Figura 5 - Unhas em vidro de relógio.

Figura 6 - Onicólise.
Figura 7 - Coiloníquia.
Alteração do crescimento 
1. Síndrome das unhas amarelas
Nesta síndrome as unhas param de crescer e desenvolvem a aparência de unhas espessas, duras e curvas, com coloração amarelada. A lâmina ungueal se apresenta opaca e a lúnula está ausente. Ocasionalmente pode ocorrer onicólise. Essa síndrome está associada a várias patologias sistêmicas e as mais comuns são as doenças pulmonares (DPOC – Doença pulmonar obstrutiva crônica), pleurais e linfedema1,3,5.

2. Unhas em vidro de relógio
É definido como aumento da curvatura transversa e longitudinal da unha, hipertrofia dos componentes dos tecidos moles da polpa digital e hiperplasia do tecido fibrovascular na base da unha. Ocorre baqueteamento dos dedos, em virtude dessas alterações não envolverem apenas as unhas, mas também as falanges distais. Há aumento do ângulo formado entre a superfície dorsal da falange distal e a lâmina ungueal. O normal desse ângulo (ângulo de Lovibond) é de 160 graus e na unha em vidro de relógio esse ângulo é de 180 graus (Figura 5). As unhas em vidro de relógio podem ser familiares, idiopáticas e adquiridas. Em geral, a forma adquirida é o resultado de patologias pulmonares, cardíacas, hepáticas ou gastrointestinais (doença celíaca ou inflamatória do intestino)1,3,5-6. 

3. Onicólise
É a separação distal da lâmina ungueal do leito ungueal. Inicia-se na margem livre distal da lâmina ungueal e progride em direção a borda proximal. A onicólise é observada em associação com várias patologias sistêmicas, entretanto não é específica (Figura 6). As patologias que podem estar associadas são hipertiroidismo, hipotereoidismo, psoríase, pelagra, porfirias. Nos pacientes com hipertireoidismo é conhecida como unhas de Plummers1-5,7. 

4. Onicomadese
É a separação proximal da lâmina ungueal do leito ungueal, que resulta em perda da lâmina ungueal.

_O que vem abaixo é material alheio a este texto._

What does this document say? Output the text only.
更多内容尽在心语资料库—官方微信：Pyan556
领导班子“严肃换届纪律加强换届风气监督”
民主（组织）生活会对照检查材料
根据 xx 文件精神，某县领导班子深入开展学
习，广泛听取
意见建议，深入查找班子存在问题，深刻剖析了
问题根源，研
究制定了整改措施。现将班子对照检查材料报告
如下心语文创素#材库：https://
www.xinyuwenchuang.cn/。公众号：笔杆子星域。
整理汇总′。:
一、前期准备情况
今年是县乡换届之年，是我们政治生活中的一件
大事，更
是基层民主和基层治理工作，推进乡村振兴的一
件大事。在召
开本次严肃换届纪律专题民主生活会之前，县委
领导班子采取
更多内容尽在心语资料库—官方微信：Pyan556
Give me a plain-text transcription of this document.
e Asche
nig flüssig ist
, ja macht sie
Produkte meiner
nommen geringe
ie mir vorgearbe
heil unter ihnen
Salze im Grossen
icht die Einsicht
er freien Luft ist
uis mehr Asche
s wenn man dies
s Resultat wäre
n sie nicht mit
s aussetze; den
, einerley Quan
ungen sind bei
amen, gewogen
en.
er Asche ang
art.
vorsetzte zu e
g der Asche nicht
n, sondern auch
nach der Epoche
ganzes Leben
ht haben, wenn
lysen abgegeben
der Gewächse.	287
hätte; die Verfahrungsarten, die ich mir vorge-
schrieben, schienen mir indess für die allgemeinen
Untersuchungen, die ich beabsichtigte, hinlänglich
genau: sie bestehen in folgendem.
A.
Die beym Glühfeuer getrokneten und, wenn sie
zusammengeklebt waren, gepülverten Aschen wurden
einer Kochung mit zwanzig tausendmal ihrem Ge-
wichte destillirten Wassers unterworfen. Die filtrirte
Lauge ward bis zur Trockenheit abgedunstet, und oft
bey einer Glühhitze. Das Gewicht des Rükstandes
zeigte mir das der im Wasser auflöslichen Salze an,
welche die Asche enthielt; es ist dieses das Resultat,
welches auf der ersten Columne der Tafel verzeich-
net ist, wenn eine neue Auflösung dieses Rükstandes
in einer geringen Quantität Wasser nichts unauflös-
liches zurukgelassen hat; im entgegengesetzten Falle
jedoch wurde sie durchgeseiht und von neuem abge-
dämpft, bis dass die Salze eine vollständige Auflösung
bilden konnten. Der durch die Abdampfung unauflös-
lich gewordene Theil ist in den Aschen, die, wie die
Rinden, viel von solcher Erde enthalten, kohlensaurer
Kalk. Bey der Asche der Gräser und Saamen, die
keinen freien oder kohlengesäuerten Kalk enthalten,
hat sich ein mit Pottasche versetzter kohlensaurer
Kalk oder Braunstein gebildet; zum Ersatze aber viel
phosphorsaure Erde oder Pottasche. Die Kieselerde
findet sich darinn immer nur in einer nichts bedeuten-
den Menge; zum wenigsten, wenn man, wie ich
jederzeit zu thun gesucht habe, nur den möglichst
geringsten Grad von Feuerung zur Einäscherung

Em geral é causada por traumas, mas ocasionalmente pode ocorrer por má nutrição e estados febris1,3-5. 

5. Coiloníquia
É representada pela concavidade longitudinal e transversa da unha. As unhas são côncavas, finas e com bordas evertidas, semelhantes a uma colher (Figura 7). É mais comum nas unhas da mãos do que nas unhas dos pés. Esse sinal pode ser o resultado de trauma, exposição constante das mãos a solventes derivados de petróleo ou síndrome do cotovelo-patella-unha (hipoplasia de patela/cotovelo, anormalidades renais e esqueléticas). Em geral, a coiloníquia está associada a deficiência do ferro e, ocasionalmente, pode ocorrer nos indivíduos com hemocromatose. Outras causas de doenças sistêmicas incluem doença coronariana, hipotireoidismo e lúpus eritmatoso com fenômeno de Raynaud. A coiloníquia também pode ser uma variante normal nos recém-nascidos e, em geral, ela pode desaparecer nos primeiros anos de vida1,3-5. 

6. Onicorrexe
É a presença de estrias longitudinais na lâmina ungueal. É comum em indivíduos idosos (Figura 8). Também pode ocorrer em na artrite reumatoide, doença vascular periférica, líquen plano e doença de Darier1-3. 
Alterações vasculares e leito ungueal 

1. Hemorragias lineares ou em estilhas

Representa o extravasamento de sangue dos vasos do leito ungueal com disposição longitudinal. A causa mais comum de doença sistêmica é a endocardite bacteriana. Dos pacientes, 15% com endocardite bacteriana podem apresentar esse sinal,. Entretanto, 20% de indivíduos sem endocardite também podem apresentar esse sinal, como, por exemplo, nos traumas, psoríase e nódulos de Osler1,3-6.

2. Prega ungueal proximal com alças de capilares proeminentes e anormais
Esse sinal é indicador de doença sistêmica subjacente, como, por exemplo, no lúpus eritematoso sistêmico, dermatomiosite, fibrose cística etc.1,3-5. 

3. Pterígio ungueal inverso ou pterígio ventral
É a adesão da parte distal do leito ungueal a face ventral da lâmina ungueal. O tecido mole é ligado firmemente e diretamente abaixo da lâmina ungueal. Há uma forma congênita e outra adquirida. A forma adquirida está associado as doenças do tecido conectivo, especialmente a esclerodermia sistêmica progressiva1,3-5.